Blume also has a knack for the narrative, and does a remarkable job of keeping what could be a dense and complicated issue taut yet crystalline. Reading this book really gives the sense of being there and searching for the truth, yet also having the hindsight to know which passages and influences will ultimately bare out in the annals of history. Her passion for this particular essay, the history of it, and the history it describes, becomes abundantly clear almost from the first words of this effort.

Hiroshima was an absolutely critical essay for every American to read, understand, and internalize, and Blume’s work here detailing the history of how it came to be should be read right alongside Hersey’s original essay. Very much recommended.

And as always, the Goodreads review:

Powerful History. This is a history not of the actual nuclear detonation at Hiroshima, but of one man’s efforts to uncover the coverup of just how horrific that nuclear detonation was. On August 31, 1946 – just over a year after said detonation – John Hersey published a four part expose in The New Yorker about the nuclear bombing of Hiroshima, Japan, and its immediate aftermath. It dominated that month’s print issue, supplanting both regular (and popular) cartoons and columns, and it would go on to become its generation’s Pentagon Papers or Edward Snowden. This book tells *that* history, the history of how Hersey was able to write the expose and its effects, including a discussion of Hersey’s followup piece 40 years later called Hiroshima: The Aftermath. And it does the entire history a great deal of justice in its easy to read narrative and comprehensive approach – this is the singular most well documented book I’ve ever read, with nearly 40% of the text of the book being its bibliography. That it is publishing the week of the 75 anniversary of the bombing is spot-perfect timing as well. Very much recommended.
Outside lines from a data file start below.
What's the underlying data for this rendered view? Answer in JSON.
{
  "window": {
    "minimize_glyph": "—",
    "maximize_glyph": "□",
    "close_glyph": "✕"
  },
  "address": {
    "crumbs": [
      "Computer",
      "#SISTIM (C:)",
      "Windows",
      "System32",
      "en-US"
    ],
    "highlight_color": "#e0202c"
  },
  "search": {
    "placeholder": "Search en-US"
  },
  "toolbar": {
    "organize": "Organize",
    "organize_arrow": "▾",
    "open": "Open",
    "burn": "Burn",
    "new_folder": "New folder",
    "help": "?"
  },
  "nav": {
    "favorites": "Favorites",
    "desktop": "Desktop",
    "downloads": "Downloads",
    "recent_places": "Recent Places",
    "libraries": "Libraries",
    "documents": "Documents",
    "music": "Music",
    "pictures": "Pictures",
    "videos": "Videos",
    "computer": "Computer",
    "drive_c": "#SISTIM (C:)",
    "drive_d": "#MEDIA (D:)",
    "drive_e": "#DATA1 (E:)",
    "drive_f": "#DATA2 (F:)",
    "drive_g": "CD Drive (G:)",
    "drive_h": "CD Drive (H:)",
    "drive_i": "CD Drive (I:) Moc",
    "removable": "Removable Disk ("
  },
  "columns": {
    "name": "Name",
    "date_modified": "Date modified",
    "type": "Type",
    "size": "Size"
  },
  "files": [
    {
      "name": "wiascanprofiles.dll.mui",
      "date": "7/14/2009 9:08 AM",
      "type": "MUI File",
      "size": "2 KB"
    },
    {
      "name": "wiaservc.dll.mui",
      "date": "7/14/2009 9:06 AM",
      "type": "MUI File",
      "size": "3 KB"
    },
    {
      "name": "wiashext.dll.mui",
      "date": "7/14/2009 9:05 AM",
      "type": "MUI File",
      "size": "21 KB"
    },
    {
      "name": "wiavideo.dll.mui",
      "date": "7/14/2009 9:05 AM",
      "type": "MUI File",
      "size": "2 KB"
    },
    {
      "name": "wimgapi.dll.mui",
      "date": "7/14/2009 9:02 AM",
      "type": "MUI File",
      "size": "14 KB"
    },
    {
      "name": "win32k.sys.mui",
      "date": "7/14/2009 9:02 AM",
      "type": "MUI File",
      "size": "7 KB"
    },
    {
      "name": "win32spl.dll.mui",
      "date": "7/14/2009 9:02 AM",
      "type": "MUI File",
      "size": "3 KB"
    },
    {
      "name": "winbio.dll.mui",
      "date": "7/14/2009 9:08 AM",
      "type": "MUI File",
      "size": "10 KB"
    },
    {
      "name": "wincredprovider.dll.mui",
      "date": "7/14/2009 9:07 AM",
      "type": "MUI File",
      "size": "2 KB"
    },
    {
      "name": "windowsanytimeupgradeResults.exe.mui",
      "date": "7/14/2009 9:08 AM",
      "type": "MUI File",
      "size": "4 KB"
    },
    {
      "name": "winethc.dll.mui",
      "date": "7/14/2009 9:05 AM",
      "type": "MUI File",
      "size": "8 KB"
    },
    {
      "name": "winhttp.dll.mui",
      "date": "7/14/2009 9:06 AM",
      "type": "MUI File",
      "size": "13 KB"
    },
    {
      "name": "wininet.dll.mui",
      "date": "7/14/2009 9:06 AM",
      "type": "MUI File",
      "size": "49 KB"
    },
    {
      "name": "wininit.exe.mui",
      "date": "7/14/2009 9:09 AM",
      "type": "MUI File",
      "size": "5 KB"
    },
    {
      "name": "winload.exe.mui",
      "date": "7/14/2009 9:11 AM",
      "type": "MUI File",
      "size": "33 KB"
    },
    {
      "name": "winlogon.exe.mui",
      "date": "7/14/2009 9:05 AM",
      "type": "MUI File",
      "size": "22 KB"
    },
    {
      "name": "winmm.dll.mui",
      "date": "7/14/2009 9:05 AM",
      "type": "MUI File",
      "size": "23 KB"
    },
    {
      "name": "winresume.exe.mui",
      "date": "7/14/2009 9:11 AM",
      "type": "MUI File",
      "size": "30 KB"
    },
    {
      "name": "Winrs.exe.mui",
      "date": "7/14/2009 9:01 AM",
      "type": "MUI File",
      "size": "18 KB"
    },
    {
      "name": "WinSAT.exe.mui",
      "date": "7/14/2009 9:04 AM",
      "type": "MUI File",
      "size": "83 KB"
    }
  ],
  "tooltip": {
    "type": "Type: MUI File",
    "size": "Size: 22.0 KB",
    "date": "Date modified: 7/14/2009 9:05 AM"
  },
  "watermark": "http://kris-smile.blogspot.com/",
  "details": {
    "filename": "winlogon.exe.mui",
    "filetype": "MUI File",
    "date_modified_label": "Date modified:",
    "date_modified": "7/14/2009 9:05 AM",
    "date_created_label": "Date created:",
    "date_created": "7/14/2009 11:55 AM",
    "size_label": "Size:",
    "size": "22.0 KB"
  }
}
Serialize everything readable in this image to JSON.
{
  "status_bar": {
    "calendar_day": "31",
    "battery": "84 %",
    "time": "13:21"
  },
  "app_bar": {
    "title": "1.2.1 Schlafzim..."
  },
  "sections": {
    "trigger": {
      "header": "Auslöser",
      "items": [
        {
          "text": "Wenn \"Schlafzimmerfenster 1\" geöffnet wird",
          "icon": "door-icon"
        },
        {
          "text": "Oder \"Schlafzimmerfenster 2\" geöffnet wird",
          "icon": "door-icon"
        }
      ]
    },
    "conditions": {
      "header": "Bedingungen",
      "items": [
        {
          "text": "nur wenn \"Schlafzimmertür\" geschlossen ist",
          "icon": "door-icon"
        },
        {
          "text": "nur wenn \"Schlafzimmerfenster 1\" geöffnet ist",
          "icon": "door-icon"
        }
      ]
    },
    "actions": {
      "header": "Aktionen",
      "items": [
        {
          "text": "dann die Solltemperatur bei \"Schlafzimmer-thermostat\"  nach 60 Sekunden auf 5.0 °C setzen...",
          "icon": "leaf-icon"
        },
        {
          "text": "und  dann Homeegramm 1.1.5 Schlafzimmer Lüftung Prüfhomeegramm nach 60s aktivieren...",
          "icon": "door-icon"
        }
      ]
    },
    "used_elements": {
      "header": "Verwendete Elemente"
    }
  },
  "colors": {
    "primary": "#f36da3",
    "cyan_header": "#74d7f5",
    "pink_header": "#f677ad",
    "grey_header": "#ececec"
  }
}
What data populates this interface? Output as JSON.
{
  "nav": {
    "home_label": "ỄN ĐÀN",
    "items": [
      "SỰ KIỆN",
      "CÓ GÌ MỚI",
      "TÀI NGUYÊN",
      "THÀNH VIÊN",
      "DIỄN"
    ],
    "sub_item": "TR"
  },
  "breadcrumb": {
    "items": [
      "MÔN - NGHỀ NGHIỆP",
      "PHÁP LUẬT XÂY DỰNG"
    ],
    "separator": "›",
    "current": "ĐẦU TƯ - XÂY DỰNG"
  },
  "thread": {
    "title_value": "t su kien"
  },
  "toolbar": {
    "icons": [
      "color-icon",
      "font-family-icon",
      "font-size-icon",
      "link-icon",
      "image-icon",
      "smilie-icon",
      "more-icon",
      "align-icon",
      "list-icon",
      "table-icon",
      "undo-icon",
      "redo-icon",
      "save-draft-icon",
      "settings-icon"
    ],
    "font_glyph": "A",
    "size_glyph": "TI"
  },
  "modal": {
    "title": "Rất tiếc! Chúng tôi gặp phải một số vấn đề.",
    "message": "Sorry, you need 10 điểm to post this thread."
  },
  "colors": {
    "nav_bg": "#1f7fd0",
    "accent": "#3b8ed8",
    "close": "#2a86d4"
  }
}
Footnote: In 2015, The New Yorker published Hersey’s original Hiroshima essay on its website, where it remains at least to the time of the writing of this review. If you’ve never actually read that essay, or indeed are like me and had never even *heard* of that essay before reading this book, I also very much going to that site and reading this 30K word essay on the horrors of nuclear weapons, as told by some of the only people to have been able to tell the tale.